These two are the most relevant where the reserves are mentioned:
NeilW wrote:TheMotorcycleBoy wrote:Sterling promises to pay the bearer the principal amount. Gilts promise to pay the bearer the principal amount at maturity plus the outstanding number of coupons until maturity. And therein lies the difference, the gilt vanishes at maturity.
So returning to your swap credits for either sterling (printing) or gilts (borrowing) remark; if the swap is for sterling the M supply increase is permanent but if for gilts the supply rise is temporary and is bound by the life of the gilt.
Hence printing and borrowing are different.
Matt
That's a fallacy of composition. What are the Gilts swapped back for at the end of the term? Sterling reserves. It doesn't disappear does it. It is simply exchanged for a period of time. Hence the point about the 'floating debt' and the 'unfunded debt'. Sterling reserves are just a different form of debt. You might call it 'money printing', but that is just pejorative.

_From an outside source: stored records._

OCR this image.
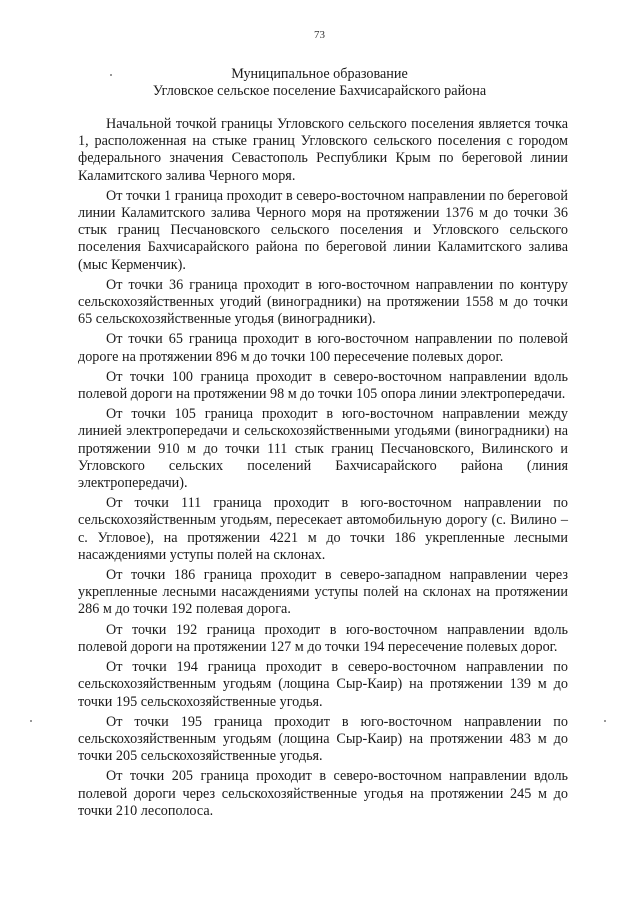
73
Муниципальное образование
Угловское сельское поселение Бахчисарайского района

Начальной точкой границы Угловского сельского поселения является точка 1, расположенная на стыке границ Угловского сельского поселения с городом федерального значения Севастополь Республики Крым по береговой линии Каламитского залива Черного моря.

От точки 1 граница проходит в северо-восточном направлении по береговой линии Каламитского залива Черного моря на протяжении 1376 м до точки 36 стык границ Песчановского сельского поселения и Угловского сельского поселения Бахчисарайского района по береговой линии Каламитского залива (мыс Керменчик).

От точки 36 граница проходит в юго-восточном направлении по контуру сельскохозяйственных угодий (виноградники) на протяжении 1558 м до точки 65 сельскохозяйственные угодья (виноградники).

От точки 65 граница проходит в юго-восточном направлении по полевой дороге на протяжении 896 м до точки 100 пересечение полевых дорог.

От точки 100 граница проходит в северо-восточном направлении вдоль полевой дороги на протяжении 98 м до точки 105 опора линии электропередачи.

От точки 105 граница проходит в юго-восточном направлении между линией электропередачи и сельскохозяйственными угодьями (виноградники) на протяжении 910 м до точки 111 стык границ Песчановского, Вилинского и Угловского сельских поселений Бахчисарайского района (линия электропередачи).

От точки 111 граница проходит в юго-восточном направлении по сельскохозяйственным угодьям, пересекает автомобильную дорогу (с. Вилино – с. Угловое), на протяжении 4221 м до точки 186 укрепленные лесными насаждениями уступы полей на склонах.

От точки 186 граница проходит в северо-западном направлении через укрепленные лесными насаждениями уступы полей на склонах на протяжении 286 м до точки 192 полевая дорога.

От точки 192 граница проходит в юго-восточном направлении вдоль полевой дороги на протяжении 127 м до точки 194 пересечение полевых дорог.

От точки 194 граница проходит в северо-восточном направлении по сельскохозяйственным угодьям (лощина Сыр-Каир) на протяжении 139 м до точки 195 сельскохозяйственные угодья.

От точки 195 граница проходит в юго-восточном направлении по сельскохозяйственным угодьям (лощина Сыр-Каир) на протяжении 483 м до точки 205 сельскохозяйственные угодья.

От точки 205 граница проходит в северо-восточном направлении вдоль полевой дороги через сельскохозяйственные угодья на протяжении 245 м до точки 210 лесополоса.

As for the higher interest payment over time, that's precisely the point. Gilts are more expensive than the reserves which do earn a variable interest rate of, currently, 0.1%. So Gilt interest is a welfare payment (literally since the majority of the interest paid backs private pensions in payment), and welfare payments are spent - increasing the tax take which reduces the 'money supply' - funnily enough by the amount of the interest payment via the my spending is your income less tax and your income is my spending less tax chain.
and also:
NeilW wrote:You stated that swapping the earlier credit for either sterling or gilts, expanded the money supply by the same amount. However they don't because 1) the gilts created are later swapped back for existing sterling, hence their initial expanding effect (as addition IOUs) is cancelled but 2) the sterling created does not mature in the same way as the gilts so their initial expansion effect persists.
They are swapped back for *new* reserves, not existing. The previously cancelled reserves are simply reissued (and then later in the day swapped back for Gilts by the DMO cash management process, so the Gilts don't really mature anyway).
So working from first principles, i.e. starting with a very primitive society, where either clay tablets or simple coins are created initially as a "currency", presumably in a fixed quantity, and where the citizens pay a tax to the central body every year, what exactly are reserves? By the way I'm keen on learning about this topic "from the ground up", that is, without trying to dive straight into the deep end by looking at accounts etc. Alternatively, if anyone could recommend a good book on the subject, about how concepts like currency, banks, central banks, reserves and so on evolved that would too be appreciated.